Could it be that simple … that all we long for is to feel fully loved? And that the answer lies within each of us.

By taking the time to see this in the heart of the moment, we can learn to give ourselves empathy and love and begin to heal this old wound.


36 thoughts on “Love, Relationships and Triggers

    • Awareness and understanding are the first steps Irene … the rest is as we walk the path. Thank you for sharing here. I’m so glad you can fully relate.
      Val x


      • Yep, there sure is. How do you think I manage to write my sayings that I do? From that CENTER. Yet, there are times I am knocked off that Center and thrown into chaos. Perhaps another learning experience? To again put into words or photo? I don’t know. But when it does happen, I do NOT like it. Growth hurts sometimes. Plain and simple. Love, Amy


        • Yes it can be tough Amy. The growth comes from the practice of finding your center again and again. Its isn’t “bad” that we get off center – its part of the highs and lows of life!
          Everything passes …
          We want to keep hold of the good times, but life has its way of showing us differently …
          What we resist will persist … no matter how much we want it to.

          Val xo


  1. Great post, Val. I have found this to be very, very true! As I deepen my connection to my inner spirit and learn that I can center into love at any time, I am less defensive throughout the day!

    Thank you for this post and important message.

    Peace ~ Allison xo


  2. Great post Val. The book sounds good. We all want to be loved and validated. Allthough we may display that in anger, fear or disconnection, the wounds from our childhood always seem to be the place to find how we heal.


  3. Hi Val,
    Welwood’s work seems lovingly familiar.
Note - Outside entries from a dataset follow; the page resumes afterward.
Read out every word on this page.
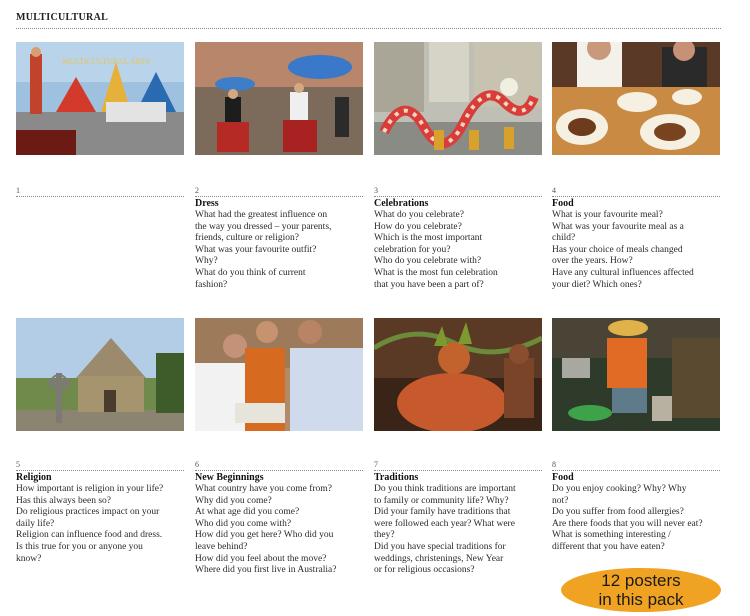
MULTICULTURAL
MULTICULTURAL ARTS
1	2
Dress
What had the greatest influence on
the way you dressed – your parents,
friends, culture or religion?
What was your favourite outfit?
Why?
What do you think of current
fashion?
3
Celebrations
What do you celebrate?
How do you celebrate?
Which is the most important
celebration for you?
Who do you celebrate with?
What is the most fun celebration
that you have been a part of?
4
Food
What is your favourite meal?
What was your favourite meal as a
child?
Has your choice of meals changed
over the years. How?
Have any cultural influences affected
your diet? Which ones?
5
Religion
How important is religion in your life?
Has this always been so?
Do religious practices impact on your
daily life?
Religion can influence food and dress.
Is this true for you or anyone you
know?
6
New Beginnings
What country have you come from?
Why did you come?
At what age did you come?
Who did you come with?
How did you get here? Who did you
leave behind?
How did you feel about the move?
Where did you first live in Australia?
7
Traditions
Do you think traditions are important
to family or community life? Why?
Did your family have traditions that
were followed each year? What were
they?
Did you have special traditions for
weddings, christenings, New Year
or for religious occasions?
8
Food
Do you enjoy cooking? Why? Why
not?
Do you suffer from food allergies?
Are there foods that you will never eat?
What is something interesting /
different that you have eaten?
12 posters
in this pack
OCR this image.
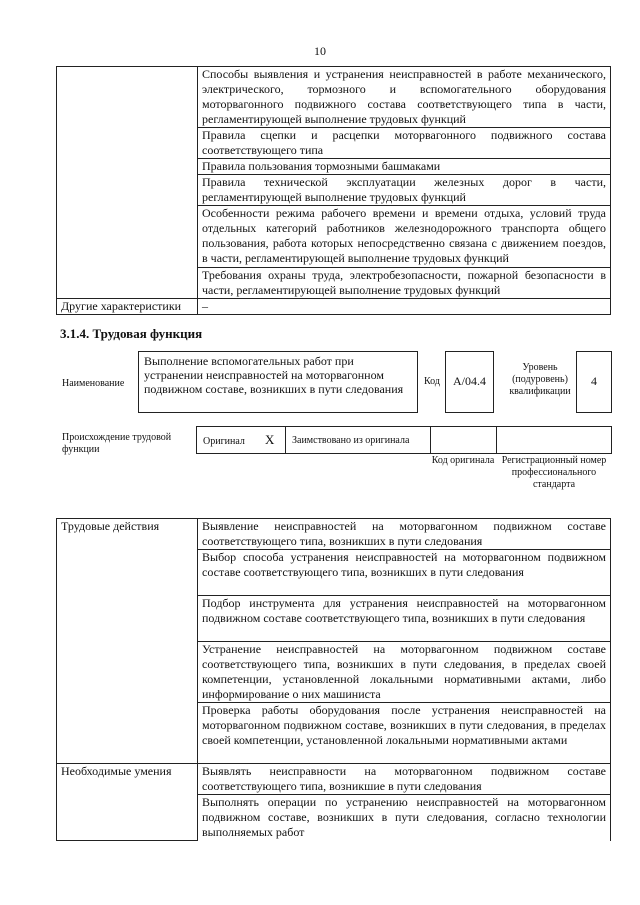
10
	Способы выявления и устранения неисправностей в работе механического, электрического, тормозного и вспомогательного оборудования моторвагонного подвижного состава соответствующего типа в части, регламентирующей выполнение трудовых функций
	Правила сцепки и расцепки моторвагонного подвижного состава соответствующего типа
	Правила пользования тормозными башмаками
	Правила технической эксплуатации железных дорог в части, регламентирующей выполнение трудовых функций
	Особенности режима рабочего времени и времени отдыха, условий труда отдельных категорий работников железнодорожного транспорта общего пользования, работа которых непосредственно связана с движением поездов, в части, регламентирующей выполнение трудовых функций
	Требования охраны труда, электробезопасности, пожарной безопасности в части, регламентирующей выполнение трудовых функций
Другие характеристики	–
3.1.4. Трудовая функция
Наименование
Выполнение вспомогательных работ при устранении неисправностей на моторвагонном подвижном составе, возникших в пути следования
Код	A/04.4
Уровень (подуровень) квалификации
4
Происхождение трудовой функции
Оригинал Х Заимствовано из оригинала
Код оригинала Регистрационный номер профессионального стандарта
Трудовые действия	Выявление неисправностей на моторвагонном подвижном составе соответствующего типа, возникших в пути следования
	Выбор способа устранения неисправностей на моторвагонном подвижном составе соответствующего типа, возникших в пути следования
	Подбор инструмента для устранения неисправностей на моторвагонном подвижном составе соответствующего типа, возникших в пути следования
	Устранение неисправностей на моторвагонном подвижном составе соответствующего типа, возникших в пути следования, в пределах своей компетенции, установленной локальными нормативными актами, либо информирование о них машиниста
	Проверка работы оборудования после устранения неисправностей на моторвагонном подвижном составе, возникших в пути следования, в пределах своей компетенции, установленной локальными нормативными актами
Необходимые умения	Выявлять неисправности на моторвагонном подвижном составе соответствующего типа, возникшие в пути следования
	Выполнять операции по устранению неисправностей на моторвагонном подвижном составе, возникших в пути следования, согласно технологии выполняемых работ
I finally realized that I felt unloved as a child when I worked my timeline backwards from my adult-reaction to criticism and other “unworthiness” situations to the place of resistance within. Once I found sweet acceptance of the two wounded people who raised me, and for myself, I stopped judging myself so harshly and rarely feel “attacked” by peers and partners as I used to.
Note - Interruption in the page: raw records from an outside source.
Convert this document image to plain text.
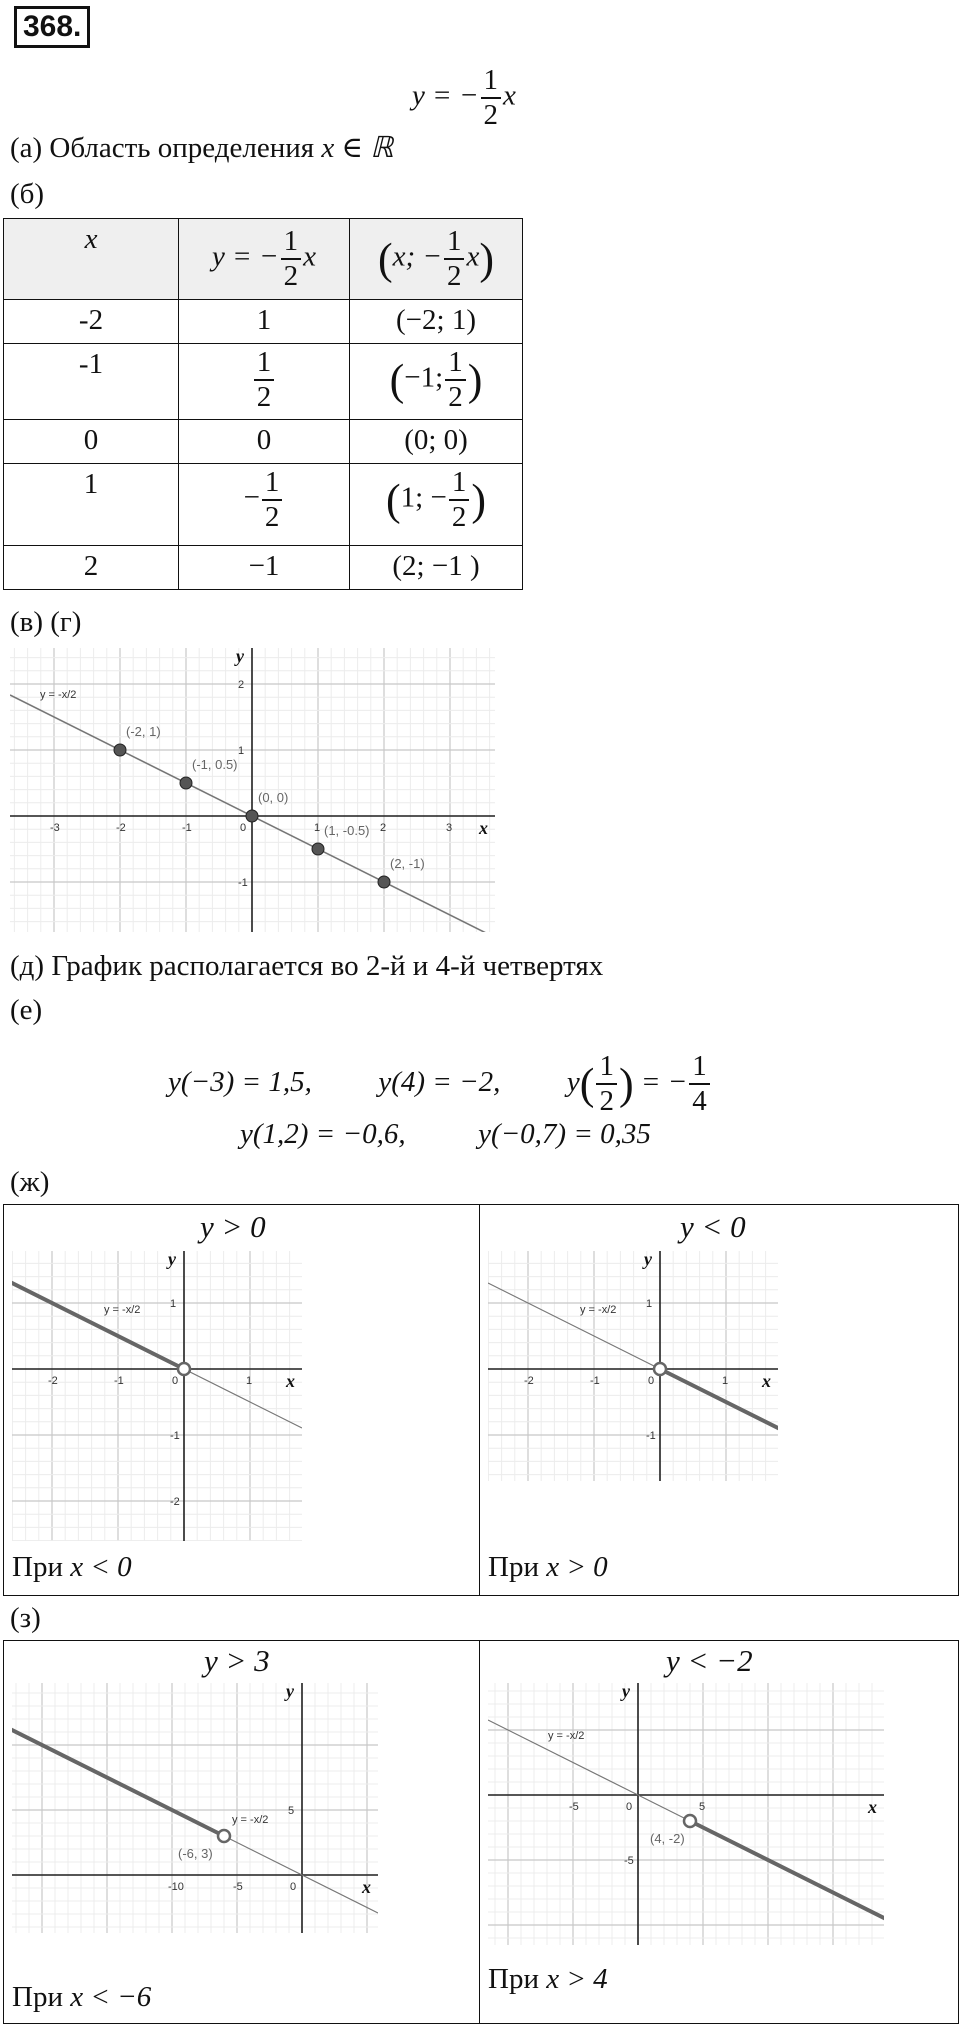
368.
y = − $\frac{1}{2}$ x
(а) Область определения x ∈ ℝ
(б)
x	y = − $\frac{1}{2}$ x	(x; − $\frac{1}{2} x$)
-2	1	(−2; 1)
-1	$\frac{1}{2}$	(−1; $\frac{1}{2}$ )
0	0	(0; 0)
1	− $\frac{1}{2}$	(1; − $\frac{1}{2}$ )
2	−1	(2; −1 )
(в) (г)
-3	-2	-1	0	1	2	3
2
1
-1
x
y
y = -x/2
(-2, 1)
(-1, 0.5)
(0, 0)
(1, -0.5)
(2, -1)
(д) График располагается во 2-й и 4-й четвертях
(е)
y(−3) = 1,5, y(4) = −2, $y( \frac{1}{2}$ ) = − $\frac{1}{4}$
y(1,2) = −0,6,	y(−0,7) = 0,35
(ж)
y > 0
-2	-1	0	1
1
-1
-2
x
y
y = -x/2
При x < 0
y < 0
-2	-1	0	1
1
-1
x
y
y = -x/2
При x > 0
(з)
y > 3
-10	-5	0
5
x
y
y = -x/2
(-6, 3)
При x < −6
y < −2
-5	0	5
-5
x
y
y = -x/2
(4, -2)
При x > 4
    • This is such an important part of our journey ISWH! Thank you for sharing your story. Now it is time to cultivate the love within ourselves so we can share it with other wounded people … just like us.
      Val x


  4. This post makes me think of the stray dog I have in my back yard right now. When I first found her she flinched every time I tried to pet her. She still does occasionally but mostly now she knows she will not be beaten but petted and she is like a little puppy now. Loving and playful! I wish that people were so quick to accept love like dogs are and to forgive those who were not able or didn’t want to love them. Hugs!


  5. If we are “over-reacting” to minor annoyances, we are probably re-acting to old hurts, wounds, and frustration all over again.

    I expect that living with the discomfort will cause a lessening of the pain.


    • Thank you Nancy. I like your perspective. When we accept that the hurt is inside of us, then we can take responsibility for it it rather than blame others. For here, we can give ourselves understanding and compassion.


  6. This is one of the first lessons taught in Choices — about those wounds on our hearts from the there and then, which we encountered long before we had words to express what we were feeling — and how they control so much of our responses in the here and now.